I had gotten a divorce in May of the previous year, I was in a new house, but mostly, I was alone. After 21 years with the same man, I was still getting my footing as a “strong, independent woman”. Now “alone” seemed like a thick word. Just saying it was like fighting thru a throat full of cotton.

I didn’t tell anyone at first. For some strange reason, I felt like I had failed myself. I felt like I had failed my daughter. All she knew was a family unit, then that failed. I had lived since I was a teen with my partner and that relationship failed. Now, what? …

A few weeks after, I had some odd “female” issues. Issues that had no place in a woman that had had a radical hysterectomy 20 years before. After a gynecologist appointment, I was referred to gynecology oncology. Whatever slight finger hold on reality I had was gone. After a million more tests I had the answer I was dreading since 1996. Stage 4 recurrent endometrial carcinoma. It was August 29th. My 41st birthday. I didn’t hear much after that. Things got fuzzy, black, and tunnel-like. I was led to surgery scheduling. After a very complicated debulking surgery, they discovered the cancer had spread to my colon and bladder. The healing process was fairly uneventful, thank goodness. That little and unattended issue of breast cancer was now looming unchallenged.

The…my, bilateral mastectomy was 7 months ago. After that was a port surgery and a month later, a re-excision on my left chest, which removed all remaining tissue as well as all the remaining muscle in my chest wall.

I hadn’t really put that much thought into breast reconstruction. Considering I was very well-endowed before surgery and my biggest fear (and source of terror!) was waking up flat. After dealing with 5 surgeries and countless procedures and tests, not to mention being poked and prodded (on both ends 😳) for the better part of a year, reconstruction was just not that important. I have prosthetics. 2 sets to be exact. A pair of C cups and a pair of G cups. Go big or go home!! I have worn them maybe 5 times. They’re hot, uncomfortable, heavy and most importantly, they’re not me.

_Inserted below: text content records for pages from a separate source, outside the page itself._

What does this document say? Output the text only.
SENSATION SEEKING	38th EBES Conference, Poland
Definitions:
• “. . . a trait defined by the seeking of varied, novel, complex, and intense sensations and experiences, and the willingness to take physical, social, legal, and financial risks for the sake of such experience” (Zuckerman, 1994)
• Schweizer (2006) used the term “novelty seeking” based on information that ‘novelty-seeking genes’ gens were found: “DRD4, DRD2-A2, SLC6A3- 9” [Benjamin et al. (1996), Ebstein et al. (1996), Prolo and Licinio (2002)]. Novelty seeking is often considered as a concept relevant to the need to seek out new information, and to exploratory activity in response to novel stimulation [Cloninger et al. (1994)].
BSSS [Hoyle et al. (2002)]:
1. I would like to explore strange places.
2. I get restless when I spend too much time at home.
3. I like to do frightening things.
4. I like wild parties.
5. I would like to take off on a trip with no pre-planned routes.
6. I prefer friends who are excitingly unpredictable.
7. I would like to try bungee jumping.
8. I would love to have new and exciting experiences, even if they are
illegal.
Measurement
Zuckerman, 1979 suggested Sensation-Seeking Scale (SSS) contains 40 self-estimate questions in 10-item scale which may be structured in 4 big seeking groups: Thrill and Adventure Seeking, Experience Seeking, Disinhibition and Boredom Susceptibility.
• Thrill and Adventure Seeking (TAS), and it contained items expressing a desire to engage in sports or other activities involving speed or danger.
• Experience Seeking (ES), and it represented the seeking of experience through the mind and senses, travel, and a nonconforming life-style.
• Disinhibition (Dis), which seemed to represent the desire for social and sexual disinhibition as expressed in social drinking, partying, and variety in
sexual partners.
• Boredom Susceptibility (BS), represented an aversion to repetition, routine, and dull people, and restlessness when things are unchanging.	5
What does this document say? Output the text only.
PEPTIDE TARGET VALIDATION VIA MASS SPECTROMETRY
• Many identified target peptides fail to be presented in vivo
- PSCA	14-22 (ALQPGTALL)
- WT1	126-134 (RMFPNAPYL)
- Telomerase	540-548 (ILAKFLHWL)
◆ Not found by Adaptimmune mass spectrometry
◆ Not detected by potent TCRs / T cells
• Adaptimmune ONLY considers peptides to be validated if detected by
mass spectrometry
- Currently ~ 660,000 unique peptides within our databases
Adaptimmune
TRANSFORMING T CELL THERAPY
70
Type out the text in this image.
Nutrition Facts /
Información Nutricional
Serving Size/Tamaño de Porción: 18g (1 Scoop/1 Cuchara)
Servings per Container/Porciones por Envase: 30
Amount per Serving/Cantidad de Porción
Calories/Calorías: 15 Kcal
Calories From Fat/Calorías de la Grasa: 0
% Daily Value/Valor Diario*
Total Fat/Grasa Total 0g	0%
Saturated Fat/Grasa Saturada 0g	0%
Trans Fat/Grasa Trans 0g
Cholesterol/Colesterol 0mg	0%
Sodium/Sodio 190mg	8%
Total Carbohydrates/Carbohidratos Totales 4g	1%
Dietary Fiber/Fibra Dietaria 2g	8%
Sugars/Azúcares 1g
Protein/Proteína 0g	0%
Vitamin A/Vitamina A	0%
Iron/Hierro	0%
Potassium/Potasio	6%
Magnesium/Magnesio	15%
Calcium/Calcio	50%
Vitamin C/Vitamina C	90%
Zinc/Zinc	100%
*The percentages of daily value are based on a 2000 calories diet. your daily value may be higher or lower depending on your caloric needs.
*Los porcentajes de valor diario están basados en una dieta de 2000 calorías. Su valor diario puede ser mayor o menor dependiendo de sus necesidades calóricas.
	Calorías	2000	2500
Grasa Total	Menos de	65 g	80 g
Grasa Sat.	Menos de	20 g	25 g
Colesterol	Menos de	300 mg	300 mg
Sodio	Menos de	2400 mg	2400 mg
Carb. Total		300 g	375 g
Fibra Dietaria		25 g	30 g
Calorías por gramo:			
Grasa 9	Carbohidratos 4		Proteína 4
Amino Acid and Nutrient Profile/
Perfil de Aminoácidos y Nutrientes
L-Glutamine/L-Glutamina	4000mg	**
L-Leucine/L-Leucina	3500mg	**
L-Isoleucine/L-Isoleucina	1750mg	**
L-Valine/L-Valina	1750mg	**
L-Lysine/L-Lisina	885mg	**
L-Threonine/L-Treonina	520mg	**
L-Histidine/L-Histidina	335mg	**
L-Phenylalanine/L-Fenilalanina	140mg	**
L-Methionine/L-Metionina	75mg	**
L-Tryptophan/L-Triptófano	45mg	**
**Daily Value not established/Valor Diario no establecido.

To be honest, I like my body. I’ve come to like my scars. They’re pretty badass. Strangely enough, I’m more comfortable in this “new” body than the one I had known for 41 years. It has been such a short time and I can say I’m happy with myself. I also have a helluva lot more confidence now, breasts or not.

Maybe it’s because I fought so hard for this body. For this life.